Грином он был, безусловно, чрезвычайно увлечён: шесть лет работы над образом феодосийского музея и — почти одновременно — несколько лет над повестями и рассказами писателя, как раз в то время, когда иллюстрация во взрослой книге стала отрицаться, а картинная живопись получила определение «суровый стиль», которым отмечены многие работы Бродского, но не «Алые паруса».

Грин, видимо, импонировал ему соединением реальности с романтической правдой вымысла. Ведь сам Грин не считал свои сочинения чистым вымыслом, фантазией, он глубоко верил в правду, в свою правду. Бродский попытался их объединить. Всего в четырёх иллюстрациях, к тому же помещённых, как вклейки, с двух сторон каждого листа (искусство книги только что рождалось заново), ему было необходимо выразить квинтэссенцию гриновской феерии. Прямо скажем, куда как интереснее художнику работать над иллюстративным циклом. Главных героев Бродский помещает в метафорическое цветовое пространство, подвижное, ассоциативное — в нашем представлении это мечта и разум вместе. И это хорошо.

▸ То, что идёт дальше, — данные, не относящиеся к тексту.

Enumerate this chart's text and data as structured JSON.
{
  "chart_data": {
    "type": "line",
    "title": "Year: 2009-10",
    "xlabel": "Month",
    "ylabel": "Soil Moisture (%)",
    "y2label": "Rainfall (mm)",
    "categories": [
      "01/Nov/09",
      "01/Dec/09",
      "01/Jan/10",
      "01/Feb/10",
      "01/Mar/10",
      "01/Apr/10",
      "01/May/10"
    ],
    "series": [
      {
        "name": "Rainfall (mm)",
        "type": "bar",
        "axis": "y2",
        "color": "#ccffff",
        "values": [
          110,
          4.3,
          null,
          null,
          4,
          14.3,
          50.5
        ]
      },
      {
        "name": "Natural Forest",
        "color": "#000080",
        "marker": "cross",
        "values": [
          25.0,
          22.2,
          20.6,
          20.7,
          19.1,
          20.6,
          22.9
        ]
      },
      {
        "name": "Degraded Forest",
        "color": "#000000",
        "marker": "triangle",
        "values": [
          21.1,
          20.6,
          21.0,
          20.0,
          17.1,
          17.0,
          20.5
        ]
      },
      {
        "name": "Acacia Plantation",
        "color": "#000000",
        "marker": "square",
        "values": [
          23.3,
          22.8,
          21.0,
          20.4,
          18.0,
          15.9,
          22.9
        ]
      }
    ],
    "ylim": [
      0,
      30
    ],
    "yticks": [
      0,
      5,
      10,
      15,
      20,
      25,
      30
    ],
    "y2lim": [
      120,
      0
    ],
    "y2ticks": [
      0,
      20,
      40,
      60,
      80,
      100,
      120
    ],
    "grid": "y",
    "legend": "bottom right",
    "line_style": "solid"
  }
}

В геометрических переплётах видятся и паруса, и морская стихия, и та мечта, которой нет названия... В эту пластическую метафору вписаны портреты Ассоль и Грея. Но согласиться с их трактовкой невозможно. Ассоль, данная дважды крупным планом, на одной иллюстрации будто подгримирована под зрелую красотку с поднятыми скулами, длиннющими чёрными ресницами и яркими, сочными, полуоткрытыми губами, открывающими белоснежные зубки... Скорее годится на обложку массового журнала. (Кстати, подобный образ ещё раз был повторен к другому рассказу.) На другой иллюстрации Ассоль — девочка, она мила: белый чепчик, сосредоточенное личико, всматривающееся в прозрачность воды (там где-то игрушечный парусник), весь облик не лишён поэтичности и всё-таки мало напоминает ту, чьё обаяние, очарование и тайна заключены, прежде всего, в глазах, во взгляде. Светловолосый красавец, небрежно расположившийся в кресле с трубкой в руке, мгновенно вызывает в памяти одного из звёздных актёров голливудского фильма. Почему их такими увидел и изобразил талантливый художник, теперь трудно сказать. Вкус ему изменил или что? Не плоха одна иллюстрация. Две романтические фигуры среди интересно найденных, бурных линейных движений парусов, шторма, освещённые корабельным фонарём в напряжённом ракурсе.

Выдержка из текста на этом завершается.